AFAIK, we did not characterize the the overhead of concurrent readings for your use case and no obvious performance issues where reported. Did you notice a marked slowdown or do you have projections that show that at the intended scale this will become an issue? In case, I would be happy to discuss/help with this characterization.

From a practical point of view, I would use this characterization to evaluate alternative scenarios as, for example, creating a certain amount of copies and partitioning the set of forward simulations over these copies. Without a characterization, I am not able to evaluate whether this would indeed yield better performance.

uvaaland commented 5 years ago

Thank you both for these thorough answers. This was not prompted by an observation that we have seen in our runs, it was simply a curiosity.

In the paper you found that the optimal number of concurrent tasks on Titan was 16. Given the amount of resources required by a single task (384 nodes) one would not be able to run more than tens of concurrent tasks on Titan. That is, the prospect of spawning hundreds or thousands of concurrent tasks would not be feasible.

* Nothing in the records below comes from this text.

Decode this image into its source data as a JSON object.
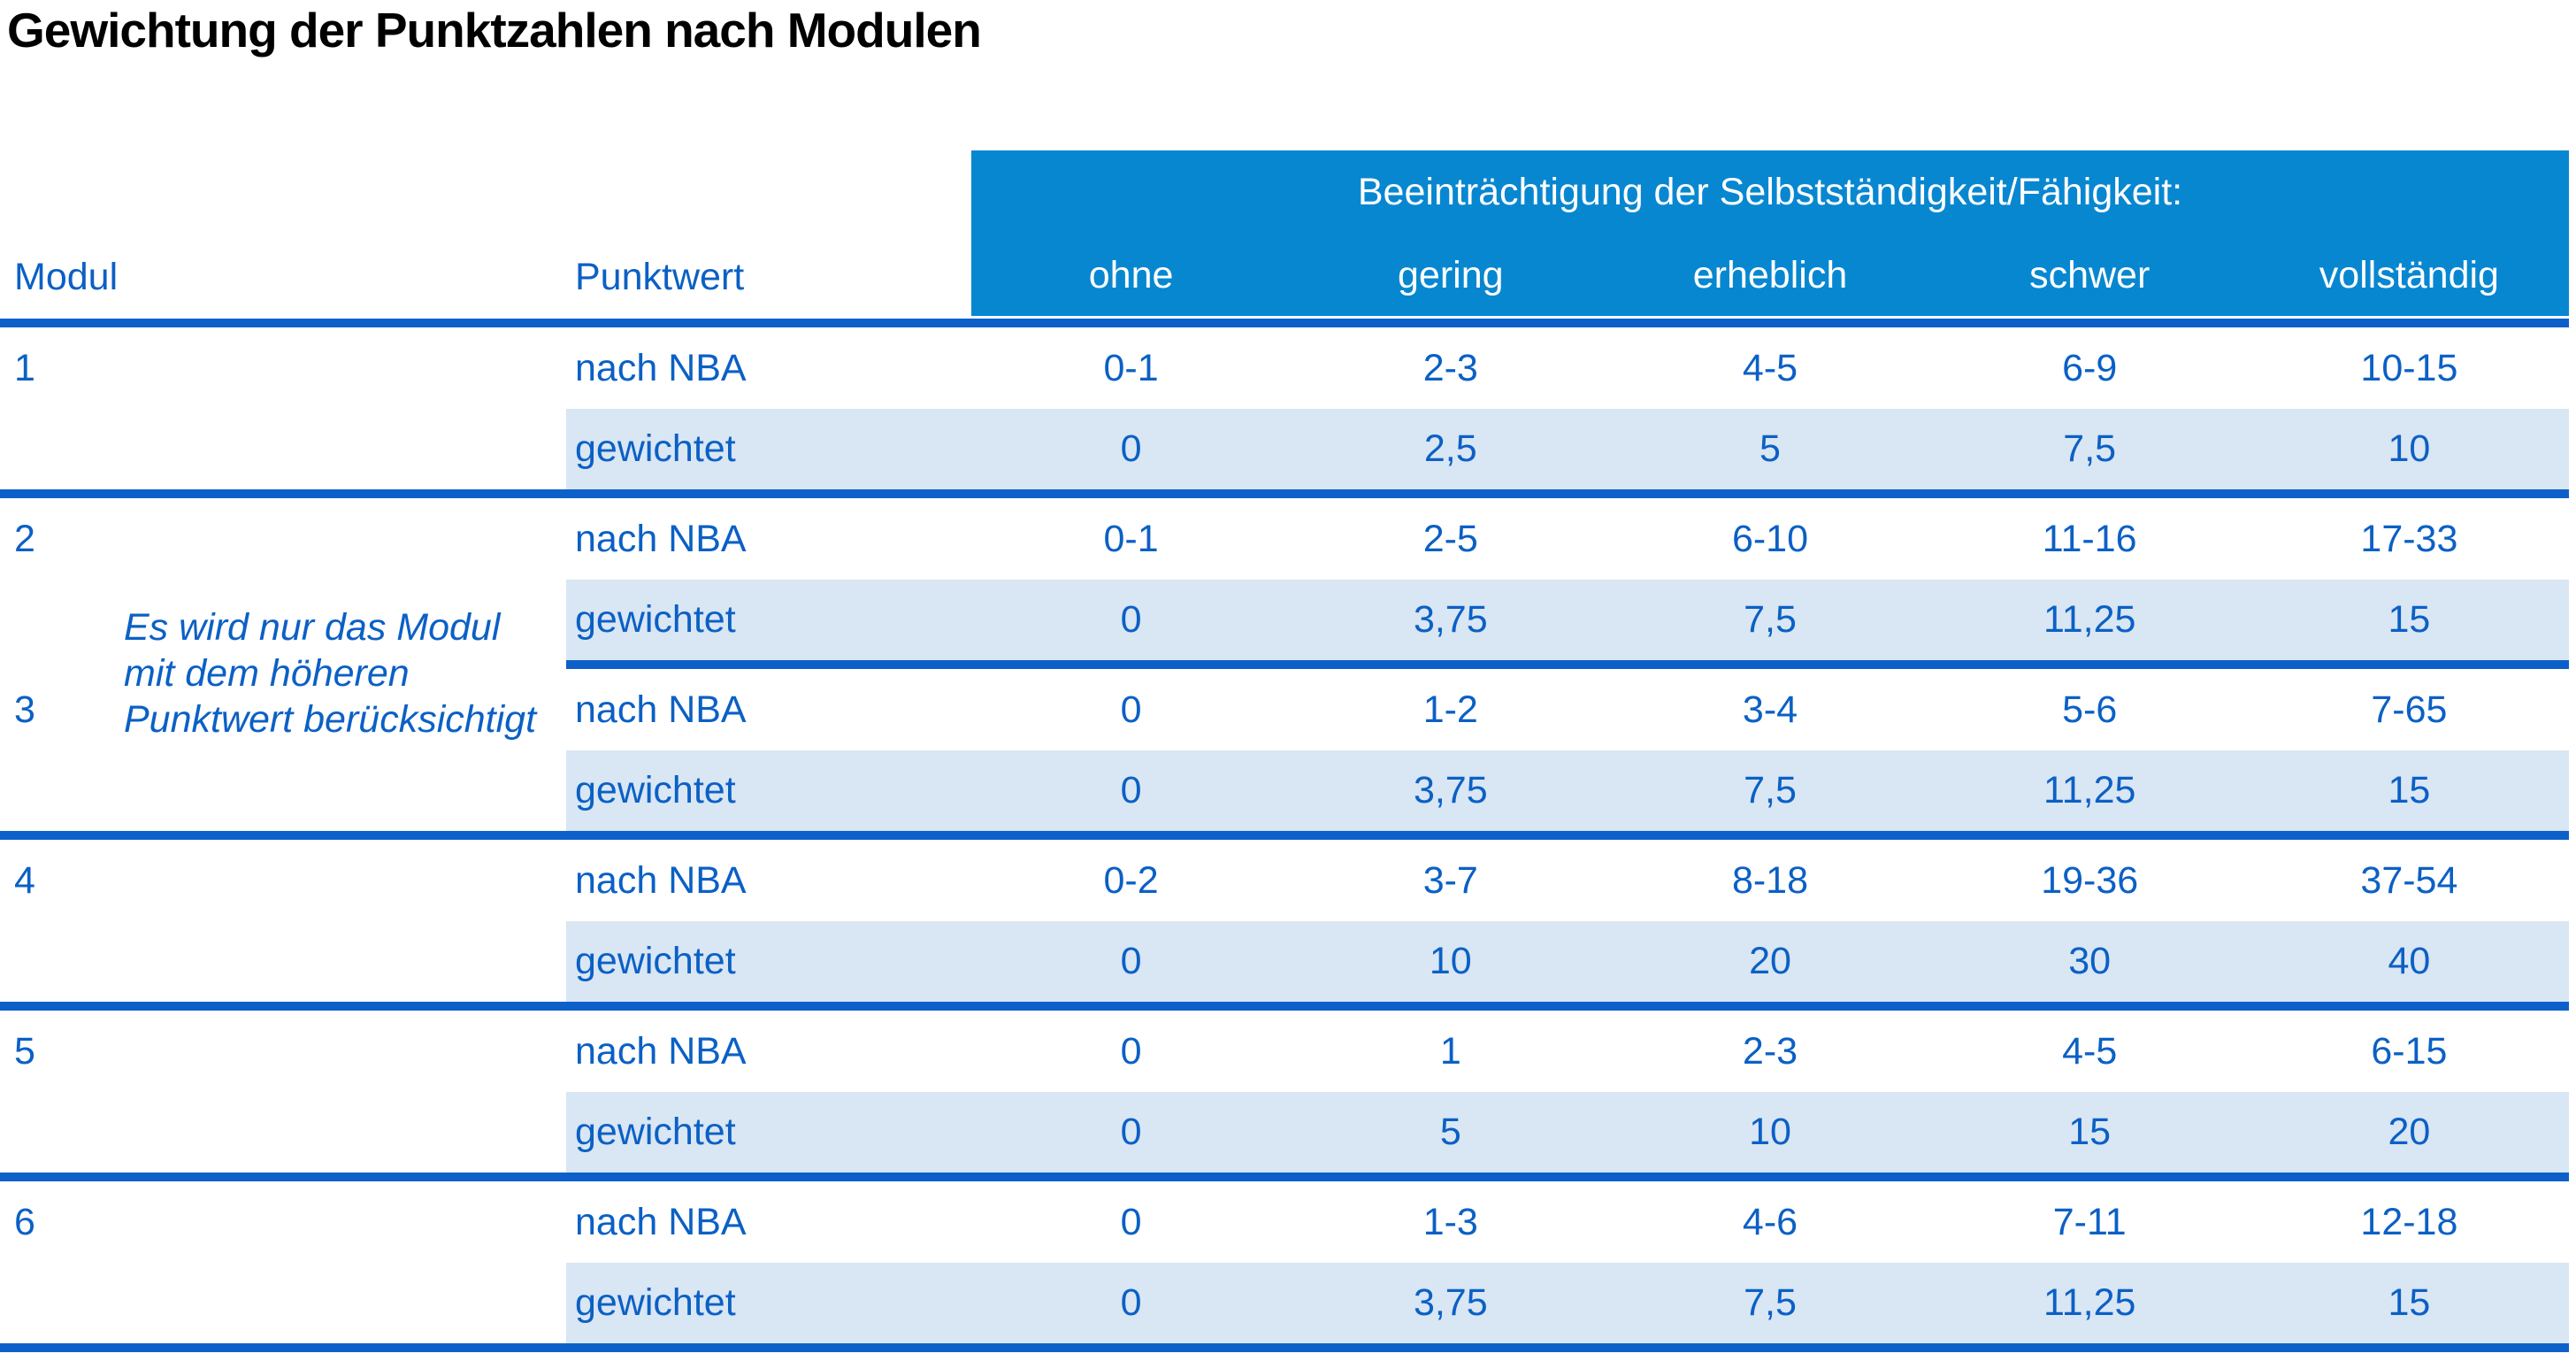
{
  "title": "Gewichtung der Punktzahlen nach Modulen",
  "table": {
    "col_modul": "Modul",
    "col_punktwert": "Punktwert",
    "group_header": "Beeinträchtigung der Selbstständigkeit/Fähigkeit:",
    "levels": [
      "ohne",
      "gering",
      "erheblich",
      "schwer",
      "vollständig"
    ],
    "row_labels": {
      "raw": "nach NBA",
      "weighted": "gewichtet"
    },
    "note_lines": [
      "Es wird nur das Modul",
      "mit dem höheren",
      "Punktwert berücksichtigt"
    ],
    "modules": [
      {
        "id": "1",
        "separator": "full",
        "nach_nba": [
          "0-1",
          "2-3",
          "4-5",
          "6-9",
          "10-15"
        ],
        "gewichtet": [
          "0",
          "2,5",
          "5",
          "7,5",
          "10"
        ]
      },
      {
        "id": "2",
        "separator": "partial",
        "nach_nba": [
          "0-1",
          "2-5",
          "6-10",
          "11-16",
          "17-33"
        ],
        "gewichtet": [
          "0",
          "3,75",
          "7,5",
          "11,25",
          "15"
        ]
      },
      {
        "id": "3",
        "separator": "full",
        "nach_nba": [
          "0",
          "1-2",
          "3-4",
          "5-6",
          "7-65"
        ],
        "gewichtet": [
          "0",
          "3,75",
          "7,5",
          "11,25",
          "15"
        ]
      },
      {
        "id": "4",
        "separator": "full",
        "nach_nba": [
          "0-2",
          "3-7",
          "8-18",
          "19-36",
          "37-54"
        ],
        "gewichtet": [
          "0",
          "10",
          "20",
          "30",
          "40"
        ]
      },
      {
        "id": "5",
        "separator": "full",
        "nach_nba": [
          "0",
          "1",
          "2-3",
          "4-5",
          "6-15"
        ],
        "gewichtet": [
          "0",
          "5",
          "10",
          "15",
          "20"
        ]
      },
      {
        "id": "6",
        "separator": "full",
        "nach_nba": [
          "0",
          "1-3",
          "4-6",
          "7-11",
          "12-18"
        ],
        "gewichtet": [
          "0",
          "3,75",
          "7,5",
          "11,25",
          "15"
        ]
      }
    ]
  },
  "colors": {
    "header_bg": "#0887d1",
    "separator_line": "#0d60c9",
    "weighted_row_bg": "#d9e6f3",
    "text_blue": "#0b60c5",
    "title_text": "#000000"
  }
}
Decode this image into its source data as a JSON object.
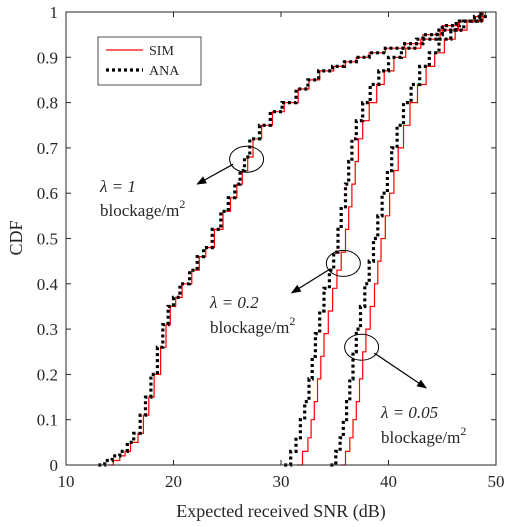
{
  "chart_data": {
    "type": "line",
    "title": "",
    "xlabel": "Expected received SNR (dB)",
    "ylabel": "CDF",
    "xlim": [
      10,
      50
    ],
    "ylim": [
      0,
      1
    ],
    "x_ticks": [
      "10",
      "20",
      "30",
      "40",
      "50"
    ],
    "y_ticks": [
      "0",
      "0.1",
      "0.2",
      "0.3",
      "0.4",
      "0.5",
      "0.6",
      "0.7",
      "0.8",
      "0.9",
      "1"
    ],
    "grid": false,
    "legend_position": "top-left",
    "legend": [
      {
        "label": "SIM",
        "color": "#ff0000",
        "style": "solid"
      },
      {
        "label": "ANA",
        "color": "#000000",
        "style": "dotted"
      }
    ],
    "curve_groups": [
      {
        "name": "λ = 1",
        "sim": [
          [
            14.0,
            0.0
          ],
          [
            14.4,
            0.01
          ],
          [
            15.0,
            0.02
          ],
          [
            15.5,
            0.03
          ],
          [
            16.0,
            0.05
          ],
          [
            16.7,
            0.07
          ],
          [
            17.2,
            0.11
          ],
          [
            17.7,
            0.15
          ],
          [
            18.2,
            0.2
          ],
          [
            18.8,
            0.26
          ],
          [
            19.3,
            0.31
          ],
          [
            19.7,
            0.35
          ],
          [
            20.2,
            0.37
          ],
          [
            20.8,
            0.4
          ],
          [
            21.7,
            0.43
          ],
          [
            22.4,
            0.46
          ],
          [
            23.0,
            0.48
          ],
          [
            23.8,
            0.52
          ],
          [
            24.6,
            0.56
          ],
          [
            25.3,
            0.59
          ],
          [
            25.9,
            0.62
          ],
          [
            26.4,
            0.65
          ],
          [
            26.9,
            0.68
          ],
          [
            27.4,
            0.72
          ],
          [
            28.2,
            0.75
          ],
          [
            29.2,
            0.78
          ],
          [
            30.3,
            0.8
          ],
          [
            31.6,
            0.83
          ],
          [
            32.6,
            0.85
          ],
          [
            33.6,
            0.87
          ],
          [
            34.9,
            0.88
          ],
          [
            36.0,
            0.89
          ],
          [
            37.0,
            0.9
          ],
          [
            38.2,
            0.91
          ],
          [
            39.7,
            0.92
          ],
          [
            41.5,
            0.93
          ],
          [
            43.2,
            0.95
          ],
          [
            45.0,
            0.97
          ],
          [
            46.6,
            0.98
          ],
          [
            48.0,
            0.99
          ],
          [
            49.0,
            1.0
          ]
        ],
        "ana": [
          [
            13.0,
            0.0
          ],
          [
            13.6,
            0.01
          ],
          [
            14.3,
            0.02
          ],
          [
            15.0,
            0.03
          ],
          [
            15.7,
            0.05
          ],
          [
            16.3,
            0.07
          ],
          [
            16.9,
            0.11
          ],
          [
            17.4,
            0.15
          ],
          [
            17.9,
            0.2
          ],
          [
            18.5,
            0.26
          ],
          [
            19.0,
            0.31
          ],
          [
            19.5,
            0.35
          ],
          [
            20.0,
            0.37
          ],
          [
            20.6,
            0.4
          ],
          [
            21.5,
            0.43
          ],
          [
            22.2,
            0.46
          ],
          [
            22.8,
            0.48
          ],
          [
            23.6,
            0.52
          ],
          [
            24.4,
            0.56
          ],
          [
            25.1,
            0.59
          ],
          [
            25.7,
            0.62
          ],
          [
            26.2,
            0.65
          ],
          [
            26.6,
            0.68
          ],
          [
            27.1,
            0.72
          ],
          [
            28.0,
            0.75
          ],
          [
            29.0,
            0.78
          ],
          [
            30.1,
            0.8
          ],
          [
            31.4,
            0.83
          ],
          [
            32.5,
            0.85
          ],
          [
            33.5,
            0.87
          ],
          [
            34.8,
            0.88
          ],
          [
            35.9,
            0.89
          ],
          [
            37.0,
            0.9
          ],
          [
            38.2,
            0.91
          ],
          [
            39.7,
            0.92
          ],
          [
            41.5,
            0.93
          ],
          [
            43.2,
            0.95
          ],
          [
            45.0,
            0.97
          ],
          [
            46.6,
            0.98
          ],
          [
            48.0,
            0.99
          ],
          [
            49.0,
            1.0
          ]
        ]
      },
      {
        "name": "λ = 0.2",
        "sim": [
          [
            31.5,
            0.0
          ],
          [
            32.0,
            0.03
          ],
          [
            32.5,
            0.06
          ],
          [
            32.8,
            0.1
          ],
          [
            33.1,
            0.14
          ],
          [
            33.4,
            0.19
          ],
          [
            33.7,
            0.24
          ],
          [
            34.0,
            0.29
          ],
          [
            34.4,
            0.34
          ],
          [
            34.8,
            0.39
          ],
          [
            35.2,
            0.43
          ],
          [
            35.6,
            0.47
          ],
          [
            36.0,
            0.52
          ],
          [
            36.3,
            0.57
          ],
          [
            36.6,
            0.62
          ],
          [
            36.9,
            0.67
          ],
          [
            37.2,
            0.72
          ],
          [
            37.6,
            0.76
          ],
          [
            38.2,
            0.8
          ],
          [
            38.9,
            0.84
          ],
          [
            39.6,
            0.87
          ],
          [
            40.5,
            0.9
          ],
          [
            41.6,
            0.92
          ],
          [
            43.0,
            0.94
          ],
          [
            44.8,
            0.96
          ],
          [
            46.5,
            0.98
          ],
          [
            48.5,
            1.0
          ]
        ],
        "ana": [
          [
            30.3,
            0.0
          ],
          [
            30.9,
            0.03
          ],
          [
            31.4,
            0.06
          ],
          [
            31.8,
            0.1
          ],
          [
            32.2,
            0.14
          ],
          [
            32.6,
            0.19
          ],
          [
            32.9,
            0.24
          ],
          [
            33.2,
            0.29
          ],
          [
            33.6,
            0.34
          ],
          [
            34.0,
            0.39
          ],
          [
            34.5,
            0.43
          ],
          [
            34.9,
            0.47
          ],
          [
            35.3,
            0.52
          ],
          [
            35.6,
            0.57
          ],
          [
            36.0,
            0.62
          ],
          [
            36.3,
            0.67
          ],
          [
            36.6,
            0.72
          ],
          [
            37.0,
            0.76
          ],
          [
            37.6,
            0.8
          ],
          [
            38.3,
            0.84
          ],
          [
            39.1,
            0.87
          ],
          [
            40.0,
            0.9
          ],
          [
            41.2,
            0.92
          ],
          [
            42.6,
            0.94
          ],
          [
            44.5,
            0.96
          ],
          [
            46.3,
            0.98
          ],
          [
            48.5,
            1.0
          ]
        ]
      },
      {
        "name": "λ = 0.05",
        "sim": [
          [
            35.5,
            0.0
          ],
          [
            36.0,
            0.03
          ],
          [
            36.4,
            0.06
          ],
          [
            36.7,
            0.1
          ],
          [
            37.0,
            0.14
          ],
          [
            37.3,
            0.19
          ],
          [
            37.6,
            0.25
          ],
          [
            37.9,
            0.3
          ],
          [
            38.3,
            0.35
          ],
          [
            38.7,
            0.4
          ],
          [
            39.0,
            0.45
          ],
          [
            39.3,
            0.5
          ],
          [
            39.7,
            0.55
          ],
          [
            40.1,
            0.6
          ],
          [
            40.5,
            0.65
          ],
          [
            40.9,
            0.7
          ],
          [
            41.4,
            0.75
          ],
          [
            42.0,
            0.8
          ],
          [
            42.7,
            0.84
          ],
          [
            43.5,
            0.88
          ],
          [
            44.3,
            0.91
          ],
          [
            45.2,
            0.94
          ],
          [
            46.2,
            0.96
          ],
          [
            47.3,
            0.98
          ],
          [
            48.8,
            1.0
          ]
        ],
        "ana": [
          [
            34.6,
            0.0
          ],
          [
            35.1,
            0.03
          ],
          [
            35.5,
            0.06
          ],
          [
            35.8,
            0.1
          ],
          [
            36.1,
            0.14
          ],
          [
            36.4,
            0.19
          ],
          [
            36.7,
            0.25
          ],
          [
            37.0,
            0.3
          ],
          [
            37.4,
            0.35
          ],
          [
            37.8,
            0.4
          ],
          [
            38.2,
            0.45
          ],
          [
            38.6,
            0.5
          ],
          [
            39.0,
            0.55
          ],
          [
            39.4,
            0.6
          ],
          [
            39.9,
            0.65
          ],
          [
            40.3,
            0.7
          ],
          [
            40.8,
            0.75
          ],
          [
            41.4,
            0.8
          ],
          [
            42.1,
            0.84
          ],
          [
            42.9,
            0.88
          ],
          [
            43.8,
            0.91
          ],
          [
            44.7,
            0.94
          ],
          [
            45.8,
            0.96
          ],
          [
            47.0,
            0.98
          ],
          [
            48.6,
            1.0
          ]
        ]
      }
    ],
    "annotations": [
      {
        "line1": "λ = 1",
        "line2": "blockage/m",
        "sup": "2",
        "ellipse_at": [
          26.8,
          0.675
        ],
        "arrow_to": [
          22.2,
          0.62
        ]
      },
      {
        "line1": "λ = 0.2",
        "line2": "blockage/m",
        "sup": "2",
        "ellipse_at": [
          35.8,
          0.445
        ],
        "arrow_to": [
          31.0,
          0.38
        ]
      },
      {
        "line1": "λ = 0.05",
        "line2": "blockage/m",
        "sup": "2",
        "ellipse_at": [
          37.5,
          0.26
        ],
        "arrow_to": [
          43.5,
          0.17
        ]
      }
    ]
  }
}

From what I understand, part of the reason why the symbolic link solution is feasible is because 16 concurrent tasks is not a huge number. If we were talking about hundreds or thousands of tasks, that might change the equation. Am I understanding this correctly?

mturilli commented 5 years ago

I think you understand this correctly. Just consider that usually this is a problem for concurrent writing and much less with concurrent reading, and that if we want to understand 'how that equation changes' then we have to account for factors like those I listed above. Without a quantitative description of that 'equation behavior', we don't know whether the performance difference is as small as to be irrelevant or as big as to represent a bottleneck.